En su voz, Luke oyó una inusual nota de amargura.

—¿Por qué no dijiste nada?

—¿Qué querías que dijera? Estabas tan obsesionado como tu padre. A los cinco años te rompiste el brazo al montar en un becerro, pero no te importó. Te pusiste como una fiera solo porque no podrías montar durante varios meses. ¿Qué podía hacer? —Su madre no esperaba una respuesta, y suspiró—. Mucho tiempo, albergué la esperanza de que te cansaras. Probablemente era la única madre en el mundo que rezaba para que su hijo se interesara por los coches, las chicas o la música, pero nunca lo hiciste.

—También me gustan esas cosas.

—Quizá, pero montar era tu vida; era todo lo que querías hacer. Solo soñabas en montar y… —Ella entornó los ojos y los mantuvo cerrados durante unos segundos antes de continuar—: Tenías madera. Por más que lo detestara, sabía que poseías el talento, el deseo y la motivación para ser el mejor del mundo. Y yo me sentía orgullosa de ti. Pero, incluso entonces, se me partió el corazón. No porque no creyera que lo conseguirías, sino porque sabía que lo arriesgarías todo con tal de alcanzar tu sueño. Y vi cómo te lesionabas una y otra vez y cómo volvías a intentarlo sin desfallecer.

Su madre apoyó todo el peso de su cuerpo en la otra pierna para cambiar de posición.

—Lo que quiero que recuerdes es que, para mí, siempre serás mi pequeño, el niño que sostuve entre mis brazos justo después de nacer.

Luke permaneció en silencio, abrumado por una vergüenza familiar.

—Dime, ¿todavía sientes que no podrías vivir sin montar? ¿Todavía ardes en deseos de ser el mejor?

Él clavó la vista en las botas antes de alzar la cabeza.

—No —admitió de mala gana.

—Ya lo suponía.

—Mamá…

—Ya sé por qué lo haces. Del mismo modo que tú sabes por qué no quiero que lo hagas. Eres mi hijo, pero no puedo detenerte, y eso también lo sé.

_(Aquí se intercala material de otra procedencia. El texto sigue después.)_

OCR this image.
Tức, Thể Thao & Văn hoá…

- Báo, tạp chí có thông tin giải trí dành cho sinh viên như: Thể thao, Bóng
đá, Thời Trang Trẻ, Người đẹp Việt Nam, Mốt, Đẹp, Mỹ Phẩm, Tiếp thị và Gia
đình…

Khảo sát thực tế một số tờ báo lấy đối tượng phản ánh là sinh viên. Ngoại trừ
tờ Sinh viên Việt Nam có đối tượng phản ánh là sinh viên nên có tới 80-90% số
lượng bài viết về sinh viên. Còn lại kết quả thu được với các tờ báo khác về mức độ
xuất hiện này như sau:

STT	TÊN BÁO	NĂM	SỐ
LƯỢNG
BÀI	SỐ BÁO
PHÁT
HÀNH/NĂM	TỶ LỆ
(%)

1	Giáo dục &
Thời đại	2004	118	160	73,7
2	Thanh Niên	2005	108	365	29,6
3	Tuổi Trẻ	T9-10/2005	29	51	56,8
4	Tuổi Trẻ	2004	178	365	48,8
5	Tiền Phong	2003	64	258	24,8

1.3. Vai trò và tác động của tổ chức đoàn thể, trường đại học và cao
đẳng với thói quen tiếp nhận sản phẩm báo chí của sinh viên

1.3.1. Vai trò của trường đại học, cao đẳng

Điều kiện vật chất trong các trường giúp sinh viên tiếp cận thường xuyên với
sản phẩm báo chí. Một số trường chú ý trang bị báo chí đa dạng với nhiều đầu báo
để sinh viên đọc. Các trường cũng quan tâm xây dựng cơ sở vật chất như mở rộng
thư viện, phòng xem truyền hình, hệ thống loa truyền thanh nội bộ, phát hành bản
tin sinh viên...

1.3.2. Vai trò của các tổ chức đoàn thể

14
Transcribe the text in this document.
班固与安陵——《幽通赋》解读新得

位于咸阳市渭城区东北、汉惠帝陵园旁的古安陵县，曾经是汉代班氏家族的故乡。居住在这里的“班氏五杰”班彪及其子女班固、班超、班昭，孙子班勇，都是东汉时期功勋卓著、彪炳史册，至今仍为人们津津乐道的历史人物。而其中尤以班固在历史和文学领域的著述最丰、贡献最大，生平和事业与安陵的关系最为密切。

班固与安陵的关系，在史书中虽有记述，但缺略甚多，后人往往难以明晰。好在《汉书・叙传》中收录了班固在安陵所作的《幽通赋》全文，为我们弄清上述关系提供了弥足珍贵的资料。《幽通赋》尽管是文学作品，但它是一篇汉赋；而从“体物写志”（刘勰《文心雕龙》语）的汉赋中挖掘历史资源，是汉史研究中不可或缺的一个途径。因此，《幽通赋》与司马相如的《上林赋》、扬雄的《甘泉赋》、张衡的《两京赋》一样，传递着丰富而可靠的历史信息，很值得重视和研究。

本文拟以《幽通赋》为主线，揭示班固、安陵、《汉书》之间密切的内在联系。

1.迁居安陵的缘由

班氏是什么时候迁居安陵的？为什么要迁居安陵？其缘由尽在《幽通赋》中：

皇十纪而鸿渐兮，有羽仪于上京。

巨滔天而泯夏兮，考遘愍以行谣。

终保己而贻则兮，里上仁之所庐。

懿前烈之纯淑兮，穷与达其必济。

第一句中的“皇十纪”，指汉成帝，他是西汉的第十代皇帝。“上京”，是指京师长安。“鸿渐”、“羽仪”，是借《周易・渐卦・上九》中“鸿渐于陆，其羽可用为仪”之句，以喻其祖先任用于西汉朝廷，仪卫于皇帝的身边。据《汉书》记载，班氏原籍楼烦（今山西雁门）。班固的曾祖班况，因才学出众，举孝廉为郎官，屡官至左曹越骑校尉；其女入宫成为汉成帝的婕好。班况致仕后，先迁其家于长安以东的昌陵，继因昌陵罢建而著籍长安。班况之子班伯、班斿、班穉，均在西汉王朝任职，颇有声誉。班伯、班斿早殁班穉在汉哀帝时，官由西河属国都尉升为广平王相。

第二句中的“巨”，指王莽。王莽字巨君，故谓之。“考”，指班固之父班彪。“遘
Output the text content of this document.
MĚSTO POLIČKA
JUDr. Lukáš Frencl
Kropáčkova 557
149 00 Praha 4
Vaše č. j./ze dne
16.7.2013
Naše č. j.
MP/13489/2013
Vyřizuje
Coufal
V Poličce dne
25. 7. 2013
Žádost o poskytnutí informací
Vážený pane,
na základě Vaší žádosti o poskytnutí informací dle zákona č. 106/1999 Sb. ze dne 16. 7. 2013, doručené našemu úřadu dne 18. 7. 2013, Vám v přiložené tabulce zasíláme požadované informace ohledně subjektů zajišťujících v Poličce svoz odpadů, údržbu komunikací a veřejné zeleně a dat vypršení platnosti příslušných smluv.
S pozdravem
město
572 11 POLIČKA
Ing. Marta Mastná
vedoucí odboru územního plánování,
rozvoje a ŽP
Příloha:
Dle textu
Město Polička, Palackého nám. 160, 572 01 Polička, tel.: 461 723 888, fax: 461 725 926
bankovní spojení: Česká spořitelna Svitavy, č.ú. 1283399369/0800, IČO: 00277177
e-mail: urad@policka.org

Luke resopló ruidosamente, consciente de la incomodidad de su madre. Llevaba escrita la resignación en la frente, como si se tratara de un tatuaje.

—¿Por qué has venido, mamá? —preguntó con suavidad—. No ha sido para decirme esto, ¿verdad?

Ella esbozó una sonrisa melancólica.

—No, de hecho he venido a ver cómo estabas, para confirmar que te encuentras bien. Y para que me cuentes cómo ha ido el viaje a Nueva Jersey.

Había algo más, y Luke lo sabía, pero decidió contestar a su pregunta y no insistir.

—El viaje ha ido estupendamente, aunque ha sido demasiado corto. Me siento como si hubiera pasado más rato en la camioneta que con Sophia.

—Probablemente sea cierto. —Ella le dio la razón—. ¿Y su familia?

—Son unas personas muy agradables. Una familia muy unida. En la mesa no paraban de reír.

Ella asintió con la cabeza.

—Eso es bueno. —Cruzó los brazos y se frotó la mangas para entrar en calor—. ¿Y Sophia?

—En plena forma.

—Ya he visto cómo la miras.

—¿Ah, sí?

—Es más que evidente lo que sientes por ella.

—¿Ah, sí? —repitió Luke.

—Eso es bueno. Sophia es especial. Me ha encantado conocerla. ¿Crees que vuestra relación tiene futuro?

Luke cambió de posición, visiblemente incómodo.

—Eso espero.

Su madre lo miró con el semblante serio.

—Entonces, probablemente, deberías decírselo.

—Ya lo he hecho.

—No —replicó su madre, sacudiendo la cabeza—. Deberías decírselo.

—¿Decirle el qué?

—Lo que los médicos nos dijeron —matizó, sin preocuparse por medir sus palabras—. Deberías decirle que, si sigues montando, probablemente dentro de un año ya no estés vivo.